Burckle crater has not been dated, but Dr. Abbott estimates that it is 4,500 to 5,000 years old.
After all, if there was an impact, dosn't it have a 3 to 1 chanch of hitting water?
It would be a great help to the cause if the National Science Foundation sent a ship equipped with modern acoustic equipment to take a closer look at Burckle, Dr. Ryan said. “If it had clear impact features, the nonbelievers would believe,” he said.
But they might have more trouble believing one of the scientists, Bruce Masse, an environmental archaeologist at the Los Alamos National Laboratory in New Mexico. He thinks he can say precisely when the comet fell: on the morning of May 10, 2807 B.C.

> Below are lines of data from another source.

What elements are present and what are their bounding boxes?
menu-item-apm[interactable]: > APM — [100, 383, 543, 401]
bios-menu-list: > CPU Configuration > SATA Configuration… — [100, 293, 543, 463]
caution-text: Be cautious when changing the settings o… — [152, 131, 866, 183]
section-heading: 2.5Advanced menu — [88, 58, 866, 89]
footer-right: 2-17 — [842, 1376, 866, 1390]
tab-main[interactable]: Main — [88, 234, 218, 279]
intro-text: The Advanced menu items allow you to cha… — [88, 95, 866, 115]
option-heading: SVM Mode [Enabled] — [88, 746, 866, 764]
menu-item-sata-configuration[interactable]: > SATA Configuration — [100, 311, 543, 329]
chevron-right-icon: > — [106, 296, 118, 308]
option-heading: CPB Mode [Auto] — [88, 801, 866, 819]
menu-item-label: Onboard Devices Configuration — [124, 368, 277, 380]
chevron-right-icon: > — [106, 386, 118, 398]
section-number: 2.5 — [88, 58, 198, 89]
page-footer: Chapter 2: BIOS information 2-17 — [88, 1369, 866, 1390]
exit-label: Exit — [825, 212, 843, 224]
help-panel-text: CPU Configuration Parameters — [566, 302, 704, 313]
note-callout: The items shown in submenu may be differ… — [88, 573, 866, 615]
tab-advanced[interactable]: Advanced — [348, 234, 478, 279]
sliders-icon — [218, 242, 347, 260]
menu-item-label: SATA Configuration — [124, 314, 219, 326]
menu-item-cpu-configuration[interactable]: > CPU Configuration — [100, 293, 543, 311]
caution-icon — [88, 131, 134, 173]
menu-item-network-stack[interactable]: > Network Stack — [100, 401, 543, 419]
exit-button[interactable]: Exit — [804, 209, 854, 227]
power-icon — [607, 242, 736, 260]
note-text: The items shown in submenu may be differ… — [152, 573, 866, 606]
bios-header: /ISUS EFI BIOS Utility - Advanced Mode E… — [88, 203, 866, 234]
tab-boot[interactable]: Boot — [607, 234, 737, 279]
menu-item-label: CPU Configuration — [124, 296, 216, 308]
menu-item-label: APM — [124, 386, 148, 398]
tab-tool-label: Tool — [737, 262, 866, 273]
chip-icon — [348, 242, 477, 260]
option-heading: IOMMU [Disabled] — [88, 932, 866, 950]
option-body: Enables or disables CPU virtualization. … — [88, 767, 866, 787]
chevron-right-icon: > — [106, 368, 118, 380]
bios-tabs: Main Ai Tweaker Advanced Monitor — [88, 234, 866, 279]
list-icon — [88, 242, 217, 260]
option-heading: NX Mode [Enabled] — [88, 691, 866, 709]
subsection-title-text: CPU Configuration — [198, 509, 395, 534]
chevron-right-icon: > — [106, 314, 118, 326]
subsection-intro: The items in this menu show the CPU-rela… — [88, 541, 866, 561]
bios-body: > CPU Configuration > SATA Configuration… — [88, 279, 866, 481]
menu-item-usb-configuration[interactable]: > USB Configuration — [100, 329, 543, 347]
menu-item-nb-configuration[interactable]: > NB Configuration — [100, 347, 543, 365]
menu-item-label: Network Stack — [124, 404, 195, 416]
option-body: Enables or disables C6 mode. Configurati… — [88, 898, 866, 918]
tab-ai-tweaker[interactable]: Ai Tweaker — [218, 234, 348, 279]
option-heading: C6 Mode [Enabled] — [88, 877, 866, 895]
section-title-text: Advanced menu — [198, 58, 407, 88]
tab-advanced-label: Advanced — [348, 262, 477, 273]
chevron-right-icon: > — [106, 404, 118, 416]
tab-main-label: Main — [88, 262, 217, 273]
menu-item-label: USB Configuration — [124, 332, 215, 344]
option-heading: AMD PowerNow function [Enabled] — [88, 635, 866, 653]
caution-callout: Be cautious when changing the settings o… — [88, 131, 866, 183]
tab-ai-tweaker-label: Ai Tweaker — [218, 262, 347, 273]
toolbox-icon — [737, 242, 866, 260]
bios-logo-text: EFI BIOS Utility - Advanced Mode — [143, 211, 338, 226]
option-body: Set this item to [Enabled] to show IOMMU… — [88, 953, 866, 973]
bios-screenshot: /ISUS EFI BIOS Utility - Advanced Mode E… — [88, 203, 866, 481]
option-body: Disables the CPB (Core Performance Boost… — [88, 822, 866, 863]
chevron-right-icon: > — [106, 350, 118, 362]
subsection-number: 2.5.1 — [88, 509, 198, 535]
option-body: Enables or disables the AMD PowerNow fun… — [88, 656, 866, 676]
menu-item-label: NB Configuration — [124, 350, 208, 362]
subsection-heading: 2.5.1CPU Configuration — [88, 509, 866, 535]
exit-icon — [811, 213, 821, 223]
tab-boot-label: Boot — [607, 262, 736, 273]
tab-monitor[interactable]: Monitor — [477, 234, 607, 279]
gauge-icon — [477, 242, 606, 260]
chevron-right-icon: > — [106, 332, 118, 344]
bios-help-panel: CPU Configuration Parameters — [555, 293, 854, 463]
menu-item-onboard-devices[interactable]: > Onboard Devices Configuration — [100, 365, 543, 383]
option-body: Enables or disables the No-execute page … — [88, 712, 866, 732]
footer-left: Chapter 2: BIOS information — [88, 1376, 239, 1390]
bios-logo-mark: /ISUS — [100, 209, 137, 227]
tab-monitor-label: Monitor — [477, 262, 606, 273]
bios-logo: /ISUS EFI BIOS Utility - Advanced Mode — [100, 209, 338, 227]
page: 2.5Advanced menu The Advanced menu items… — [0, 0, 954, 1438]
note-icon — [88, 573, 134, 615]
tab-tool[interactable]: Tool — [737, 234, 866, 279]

Dr. Masse analyzed 175 flood myths from around the world, and tried to relate them to known and accurately dated natural events like solar eclipses and volcanic eruptions. Among other evidence, he said, 14 flood myths specifically mention a full solar eclipse, which could have been the one that occurred in May 2807 B.C.
Half the myths talk of a torrential downpour, Dr. Masse said. A third talk of a tsunami. Worldwide they describe hurricane force winds and darkness during the storm. All of these could come from a mega-tsunami.
I'm not contesting there were large impacts. I think there probably were hundreds. Over the aeons! If we didn't have a dynamic atmosphere, tectonics, volcanism, climates, currents, and the benefit of billions of years for those factors to do their thing the earth would look as pockmarked as the moon does.
There are small meteor impacts everyday still today! Across the globe. The size of sand grains. You can see thousands of them as shooting stars. Meteorites burning up in the atmosphere. But large, Armageddon type impacts, on the ground (or sea), witnessed by people, that dramatically changed human history, don't figure in human (oral) history at all, afaik. While large floods do. Prominently.
From that I conclude that people did go through the one phenomenon, and not the other. Not because they didn't/don't happen, they do, but because the frequency with which they happen is so extra-ordinarily low, like once every 200.000 years or less, statistically, that it simply never happened 'in living memory'. HSS is not 200.000 years old, as far as we know...
Of course two big ones can hit Earth tomorrow within 5 minutes of eachother!
While the last one before tomorrow's event could have been a few million years ago. Man simply wasn't yet around to witness it. But a few million years is nothing significant in the grand scheme of things (fifteen thousand four hundred million years, at last count!).